Not “Pie in the sky in the sweet by and by.” But “pie on earth in the sweet and sometimes sour now.”
An Echo of the Old Testament Prophets
By introducing that part of the Lord’s Prayer, Jesus was intentionally echoing the vision of the prophets of old which descriptively and passionately pictured “a world where all people are treated equally, cared for, respected, fed and nurtured for the wonderful creations of God that they are; a world where all people regardless of color, sex, race, religion, political party, nationality or sexual orientation have a voice and a place; a world where people and nations, as the Prophet Isaiah put it, ‘beat their swords into plowshares and their spears into pruning hooks; where nation no longer takes up sword against nation; where war is no longer learned’ (Isaiah 2:1-5).” (Dr.
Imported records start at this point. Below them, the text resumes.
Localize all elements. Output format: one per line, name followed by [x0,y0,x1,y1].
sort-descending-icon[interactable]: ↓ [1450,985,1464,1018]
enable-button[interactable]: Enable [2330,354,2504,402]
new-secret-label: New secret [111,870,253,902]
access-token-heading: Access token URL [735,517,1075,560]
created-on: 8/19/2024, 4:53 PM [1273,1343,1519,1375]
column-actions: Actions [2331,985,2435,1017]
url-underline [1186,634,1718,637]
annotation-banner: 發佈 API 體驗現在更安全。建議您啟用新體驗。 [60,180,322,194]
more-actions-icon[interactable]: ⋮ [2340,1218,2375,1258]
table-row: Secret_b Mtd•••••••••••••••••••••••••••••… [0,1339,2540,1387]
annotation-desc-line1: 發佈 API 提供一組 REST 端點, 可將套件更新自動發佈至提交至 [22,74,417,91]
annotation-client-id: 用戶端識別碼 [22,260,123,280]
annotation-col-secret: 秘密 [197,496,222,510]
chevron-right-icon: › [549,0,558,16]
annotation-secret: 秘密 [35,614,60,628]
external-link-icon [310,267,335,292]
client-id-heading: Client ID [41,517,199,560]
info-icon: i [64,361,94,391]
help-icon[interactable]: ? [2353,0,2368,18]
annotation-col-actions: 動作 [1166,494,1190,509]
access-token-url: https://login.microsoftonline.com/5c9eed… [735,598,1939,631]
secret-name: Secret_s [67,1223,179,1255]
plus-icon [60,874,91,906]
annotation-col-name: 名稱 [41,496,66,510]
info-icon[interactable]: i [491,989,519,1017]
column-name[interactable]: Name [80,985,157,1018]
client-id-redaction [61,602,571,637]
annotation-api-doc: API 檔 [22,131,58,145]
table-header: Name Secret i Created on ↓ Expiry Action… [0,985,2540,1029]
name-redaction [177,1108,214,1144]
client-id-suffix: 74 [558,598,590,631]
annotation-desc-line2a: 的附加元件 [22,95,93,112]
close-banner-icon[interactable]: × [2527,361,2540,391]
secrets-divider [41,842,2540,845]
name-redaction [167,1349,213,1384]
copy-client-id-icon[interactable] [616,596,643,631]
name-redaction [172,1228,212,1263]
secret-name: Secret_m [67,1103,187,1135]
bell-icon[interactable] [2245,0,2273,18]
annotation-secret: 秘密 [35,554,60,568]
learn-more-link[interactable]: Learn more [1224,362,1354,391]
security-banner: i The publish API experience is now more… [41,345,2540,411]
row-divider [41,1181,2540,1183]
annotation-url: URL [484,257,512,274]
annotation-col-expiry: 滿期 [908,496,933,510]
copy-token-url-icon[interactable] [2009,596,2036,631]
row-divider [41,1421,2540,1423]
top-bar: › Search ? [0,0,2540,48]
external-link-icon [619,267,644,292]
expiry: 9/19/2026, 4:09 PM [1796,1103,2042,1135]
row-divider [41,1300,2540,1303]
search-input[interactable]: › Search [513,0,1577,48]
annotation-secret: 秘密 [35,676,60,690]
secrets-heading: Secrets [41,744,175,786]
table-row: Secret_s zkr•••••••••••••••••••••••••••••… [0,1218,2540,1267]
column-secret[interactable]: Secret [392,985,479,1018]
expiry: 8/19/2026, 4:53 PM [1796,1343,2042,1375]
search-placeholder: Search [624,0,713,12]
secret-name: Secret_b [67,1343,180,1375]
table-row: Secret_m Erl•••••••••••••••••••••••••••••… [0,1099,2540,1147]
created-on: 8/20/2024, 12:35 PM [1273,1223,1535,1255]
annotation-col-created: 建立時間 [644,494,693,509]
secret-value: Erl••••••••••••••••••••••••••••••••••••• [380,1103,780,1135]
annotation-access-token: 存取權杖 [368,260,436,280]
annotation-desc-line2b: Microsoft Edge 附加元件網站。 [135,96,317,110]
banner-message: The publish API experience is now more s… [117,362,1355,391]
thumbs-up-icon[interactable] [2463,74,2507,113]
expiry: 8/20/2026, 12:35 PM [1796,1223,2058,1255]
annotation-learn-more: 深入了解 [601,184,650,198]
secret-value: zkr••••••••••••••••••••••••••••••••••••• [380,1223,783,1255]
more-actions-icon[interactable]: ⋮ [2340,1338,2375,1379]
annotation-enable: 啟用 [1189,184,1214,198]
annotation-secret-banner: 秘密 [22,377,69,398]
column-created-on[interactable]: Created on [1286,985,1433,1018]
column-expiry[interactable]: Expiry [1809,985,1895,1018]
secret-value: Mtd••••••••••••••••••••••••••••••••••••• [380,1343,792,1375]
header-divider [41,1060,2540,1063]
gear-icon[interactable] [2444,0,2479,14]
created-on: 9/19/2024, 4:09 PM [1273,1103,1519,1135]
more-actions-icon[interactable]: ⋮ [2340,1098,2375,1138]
Steve McSwain)
This is the world Jesus came to establish and build. Not a Pie in the Sky in the Sweet By and By kind of exclusively future hope, but a dig in, get your hands dirty, working tirelessly to press God’s compassion to every corner of the broken world kind of lifestyle. People need the pie right now, after all! “For the Son of Man did not come to be served but to serve, and to give his life as a ransom for the whole world” (Mark 10:45). “I have come that you will have life, an abundant life” (John 10), not a pie in the sky in the sweet by and by, but right now, in this life and in all the ages to come.
Everyone Deserves A Piece of the Pie Now
I wonder how people would feel about a Church that chose to pray seriously this first part of the Lord’s Prayer–prayed so seriously that they actually went about intentionally and courageously and compassionately bringing God’s powerful will of compassion and care to the enormous and painful needs of this world?
It’s time to give everyone a piece of the pie right now. And some day, in the sweet by and by, we’ll all together enjoy more pie!